Department of Biomedical Engineering, University of Miami, Coral Gables, FL, USA.
Acta Biomater. 2012 May;8(5):1778-91. doi: 10.1016/j.actbio.2011.12.008. Epub 2011 Dec 13.
Current therapeutic angiogenesis strategies are focused on the development of biologically responsive scaffolds that can deliver multiple angiogenic cytokines and/or cells in ischemic regions. Herein, we report on a novel electrospinning approach to fabricate cytokine-containing nanofibrous scaffolds with tunable architecture to promote angiogenesis. Fiber diameter and uniformity were controlled by varying the concentration of the polymeric (i.e. gelatin) solution, the feed rate, needle to collector distance, and electric field potential between the collector plate and injection needle. Scaffold fiber orientation (random vs. aligned) was achieved by alternating the polarity of two parallel electrodes placed on the collector plate thus dictating fiber deposition patterns. Basic fibroblast growth factor (bFGF) was physically immobilized within the gelatin scaffolds at variable concentrations and human umbilical vein endothelial cells (HUVEC) were seeded on the top of the scaffolds. Cell proliferation and migration was assessed as a function of growth factor loading and scaffold architecture. HUVECs successfully adhered onto gelatin B scaffolds and cell proliferation was directly proportional to the loading concentrations of the growth factor (0-100 bFGF ng/mL). Fiber orientation had a pronounced effect on cell morphology and orientation. Cells were spread along the fibers of the electrospun scaffolds with the aligned orientation and developed a spindle-like morphology parallel to the scaffold's fibers. In contrast, cells seeded onto the scaffolds with random fiber orientation, did not demonstrate any directionality and appeared to have a rounder shape. Capillary formation (i.e. sprouts length and number of sprouts per bead), assessed in a 3-D in vitro angiogenesis assay, was a function of bFGF loading concentration (0 ng, 50 ng and 100 ng per scaffold) for both types of electrospun scaffolds (i.e. with aligned or random fiber orientation).

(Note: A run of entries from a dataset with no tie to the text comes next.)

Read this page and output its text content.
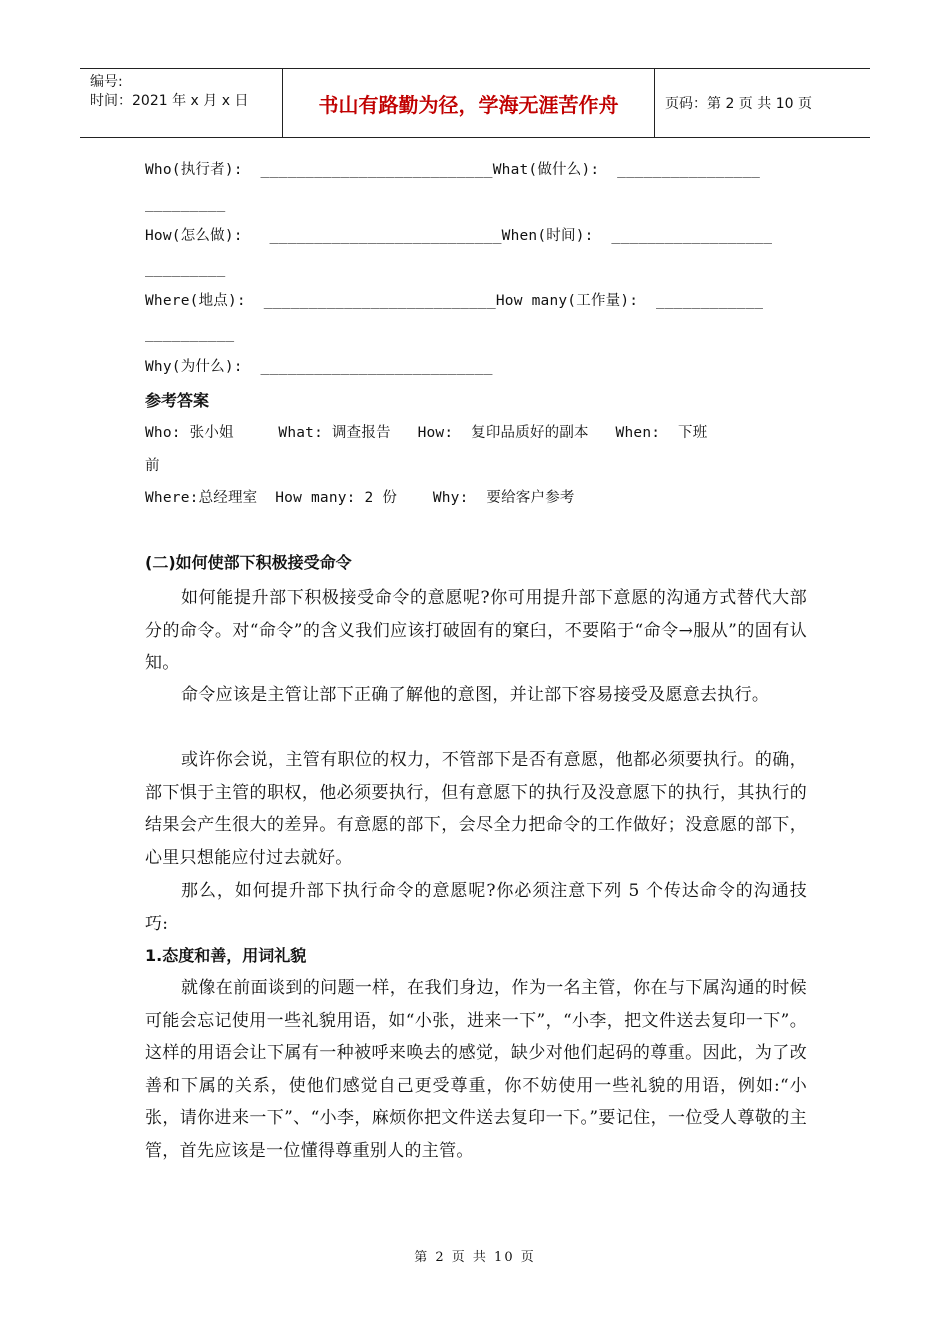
编号:
时间：2021 年 x 月 x 日	书山有路勤为径，学海无涯苦作舟	页码：第 2 页 共 10 页
Who(执行者):  __________________________What(做什么):  ________________
_________
How(怎么做):   __________________________When(时间):  __________________
_________
Where(地点):  __________________________How many(工作量):  ____________
__________
Why(为什么):  __________________________
参考答案
Who: 张小姐     What: 调查报告   How:  复印品质好的副本   When:  下班
前
Where:总经理室  How many: 2 份    Why:  要给客户参考
(二)如何使部下积极接受命令

如何能提升部下积极接受命令的意愿呢?你可用提升部下意愿的沟通方式替代大部分的命令。对“命令”的含义我们应该打破固有的窠臼，不要陷于“命令→服从”的固有认知。

命令应该是主管让部下正确了解他的意图，并让部下容易接受及愿意去执行。

或许你会说，主管有职位的权力，不管部下是否有意愿，他都必须要执行。的确，部下惧于主管的职权，他必须要执行，但有意愿下的执行及没意愿下的执行，其执行的结果会产生很大的差异。有意愿的部下，会尽全力把命令的工作做好；没意愿的部下，心里只想能应付过去就好。

那么，如何提升部下执行命令的意愿呢?你必须注意下列 5 个传达命令的沟通技巧:

1.态度和善，用词礼貌

就像在前面谈到的问题一样，在我们身边，作为一名主管，你在与下属沟通的时候可能会忘记使用一些礼貌用语，如“小张，进来一下”，“小李，把文件送去复印一下”。这样的用语会让下属有一种被呼来唤去的感觉，缺少对他们起码的尊重。因此，为了改善和下属的关系，使他们感觉自己更受尊重，你不妨使用一些礼貌的用语，例如:“小张，请你进来一下”、“小李，麻烦你把文件送去复印一下。”要记住，一位受人尊敬的主管，首先应该是一位懂得尊重别人的主管。

第 2 页 共 10 页
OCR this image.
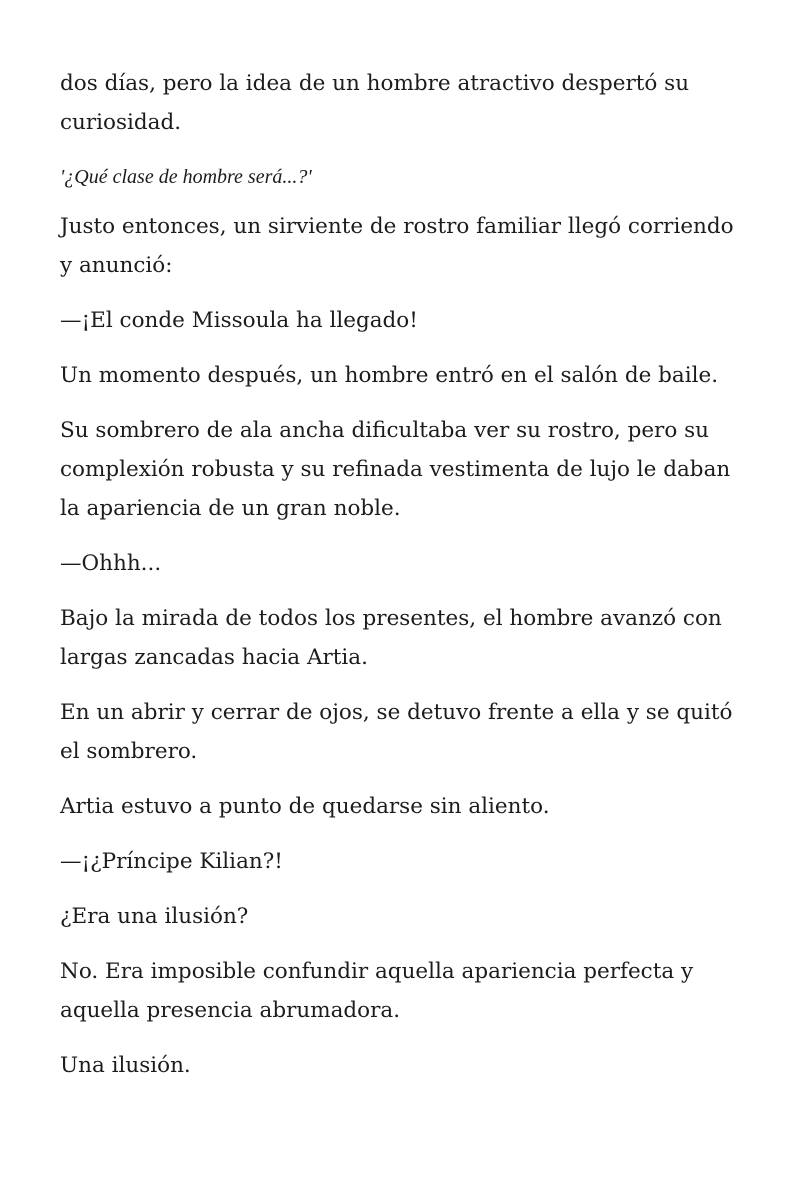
dos días, pero la idea de un hombre atractivo despertó su curiosidad.

'¿Qué clase de hombre será...?'

Justo entonces, un sirviente de rostro familiar llegó corriendo y anunció:

—¡El conde Missoula ha llegado!

Un momento después, un hombre entró en el salón de baile.

Su sombrero de ala ancha dificultaba ver su rostro, pero su complexión robusta y su refinada vestimenta de lujo le daban la apariencia de un gran noble.

—Ohhh...

Bajo la mirada de todos los presentes, el hombre avanzó con largas zancadas hacia Artia.

En un abrir y cerrar de ojos, se detuvo frente a ella y se quitó el sombrero.

Artia estuvo a punto de quedarse sin aliento.

—¡¿Príncipe Kilian?!

¿Era una ilusión?

No. Era imposible confundir aquella apariencia perfecta y aquella presencia abrumadora.

Una ilusión.
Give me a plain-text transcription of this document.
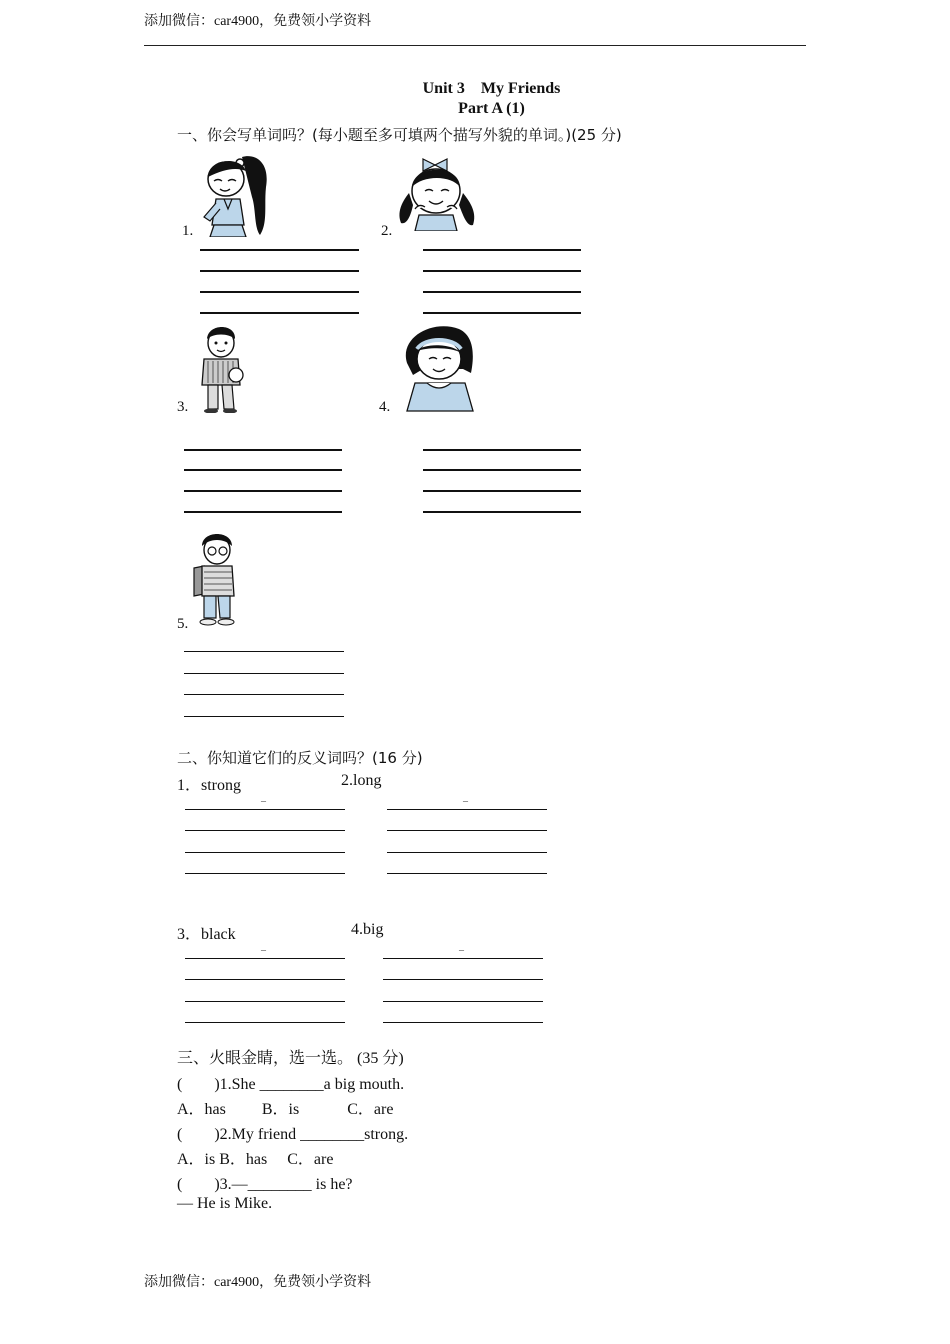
添加微信：car4900，免费领小学资料
Unit 3　My Friends
Part A (1)
一、你会写单词吗？(每小题至多可填两个描写外貌的单词。)(25 分)
1.	2.
3.	4.
5.
二、你知道它们的反义词吗？(16 分)
1．strong	2.long
–	–
3．black	4.big
–	–
三、火眼金睛，选一选。 (35 分)
(　　)1.She ________a big mouth.
A．has　　 B．is　　　C．are
(　　)2.My friend ________strong.
A．is B．has　 C．are
(　　)3.—________ is he?
— He is Mike.
添加微信：car4900，免费领小学资料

目前的治疗性血管生成策略集中于开发能够在缺血区域中递呈多种血管生成细胞因子和/或细胞的生物响应性支架。在此,我们报告了一种新的静电纺丝方法,用于制造具有可调节结构的含细胞因子的纳米纤维支架,以促进血管生成。通过改变聚合物(例如明胶)溶液的浓度、进料速率、针到收集器的距离以及收集器板和注射针之间的电场电势来控制纤维直径和均匀性。通过在收集器板上交替放置两个平行电极来实现支架纤维的取向(随机与定向),从而决定纤维沉积模式。将碱性成纤维细胞生长因子(bFGF)物理固定在明胶支架中,浓度可变,将人脐静脉内皮细胞(HUVEC)接种在支架的顶部。作为生长因子负载和支架结构的函数,评估了细胞增殖和迁移。HUVEC 成功地黏附在明胶 B 支架上,细胞增殖与生长因子的负载浓度直接相关(0-100 bFGF ng/mL)。纤维取向对细胞形态和取向有明显的影响。细胞沿着静电纺丝支架的纤维展开,具有定向取向,并与支架的纤维平行形成梭形形态。相比之下,接种在具有随机纤维取向的支架上的细胞没有表现出任何方向性,并且似乎具有更圆的形状。在体外血管生成测定中,评估了毛细血管形成(即芽的长度和每个珠的芽数),其是两种类型的静电纺丝支架(即具有定向或随机纤维取向)的 bFGF 负载浓度(0 ng、50 ng 和 100 ng/支架)的函数。